You can pair a key with an optional refresh period (daily, weekly, monthly, or none) to scope the limit to a window, and you can create a budgeted key from the dashboard or programmatically via the CLI:
vercel ai-gateway api-keys create --name my-key --budget 50 --refresh-period monthly
One honest detail worth knowing: the budget is a soft cap, not a hard limit. The check runs at the start of each request, so the request that crosses the limit still completes, and total spend can end up slightly over the budget. For anyone who has watched an agent loop chew through a token budget overnight, even a soft cap per key is a meaningful guardrail.
The most interesting developer-facing API is HarnessAgent in AI SDK 7, a single interface for running established agent harnesses. The AI SDK has always let you switch models without rewriting your agent. Now you can switch the entire harness the same way.

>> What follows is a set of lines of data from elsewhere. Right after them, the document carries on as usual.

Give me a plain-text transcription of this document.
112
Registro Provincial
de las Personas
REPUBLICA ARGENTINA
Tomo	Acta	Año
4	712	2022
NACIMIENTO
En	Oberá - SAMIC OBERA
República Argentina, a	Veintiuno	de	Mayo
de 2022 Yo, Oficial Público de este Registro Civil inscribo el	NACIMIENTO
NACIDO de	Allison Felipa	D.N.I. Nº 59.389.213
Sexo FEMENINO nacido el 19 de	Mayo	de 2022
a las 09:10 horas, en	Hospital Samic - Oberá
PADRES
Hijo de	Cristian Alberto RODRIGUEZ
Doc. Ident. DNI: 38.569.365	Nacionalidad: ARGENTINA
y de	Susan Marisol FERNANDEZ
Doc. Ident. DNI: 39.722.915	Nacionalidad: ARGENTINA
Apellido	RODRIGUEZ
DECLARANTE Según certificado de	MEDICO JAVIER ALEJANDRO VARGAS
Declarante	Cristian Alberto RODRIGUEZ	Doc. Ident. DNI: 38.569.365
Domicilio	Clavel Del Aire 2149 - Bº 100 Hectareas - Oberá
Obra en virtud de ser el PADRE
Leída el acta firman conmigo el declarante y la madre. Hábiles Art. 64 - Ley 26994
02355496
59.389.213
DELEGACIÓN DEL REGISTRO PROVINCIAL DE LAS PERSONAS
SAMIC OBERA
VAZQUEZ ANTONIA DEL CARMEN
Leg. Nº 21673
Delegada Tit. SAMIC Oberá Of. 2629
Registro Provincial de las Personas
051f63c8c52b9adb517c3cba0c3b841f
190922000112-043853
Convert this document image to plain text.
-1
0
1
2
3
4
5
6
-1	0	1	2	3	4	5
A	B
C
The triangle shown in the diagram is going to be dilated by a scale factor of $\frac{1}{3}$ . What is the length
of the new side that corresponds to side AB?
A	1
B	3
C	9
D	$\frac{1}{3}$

Harnesses manage everything above the model call: skills, sandboxes, sessions, permission flows, compaction, runtime config, and subagents. AI SDK 7 normalizes access to those capabilities behind one abstraction. The initial experimental adapters are Claude Code, Codex, and Pi, with more coming, and every harness runs the agent in a sandboxed workspace to keep the host environment safe.
The API looks like this:
import { HarnessAgent } from '@ai-sdk/harness/agent';
import { claudeCode } from '@ai-sdk/harness-claude-code';
import { createVercelSandbox } from '@ai-sdk/sandbox-vercel';
const agent = new HarnessAgent({
harness: claudeCode,
sandbox: createVercelSandbox({
runtime: 'node24',
ports: [4000],
}),
tools: { /* pass custom tools */ },
skills: [ /* pass custom skills */ ],
});
const session = await agent.createSession();
try {
const result = await agent.stream({
session,
prompt: 'Check the test failures and fix the production code.',
});
for await (const part of result.fullStream) {
if (part.type === 'text-delta') {
process.stdout.write(part.text);
}
}
} finally {
await session.destroy();
}
Both HarnessAgent.generate() and HarnessAgent.stream() return AI SDK-compatible results, so a harness drops into the streaming patterns AI SDK developers already use. Swap claudeCode for codex or pi and the rest of your code stays put. For anyone who has thought about meta-harness agent orchestration, this is the standard library version of that idea. It is an experimental release, so expect breaking changes between versions.
Stack these four launches and a single thesis emerges. eve standardizes how you build an agent, HarnessAgent standardizes how you drive existing coding harnesses, AI Gateway budgets standardize how you bound the cost, and Drop standardizes the fastest possible path from artifact to live URL. Together they extend Vercel's agentic infrastructure stack from "deploy your app" to "build, run, govern, and ship your agents," which is the platform Vercel clearly intends to own.
Plenty of the launch was still beta or experimental, so treat the API surfaces as moving targets for now. But as a statement of where the platform is heading, Ship 26 was the most cohesive agent-era roadmap Vercel has put on stage.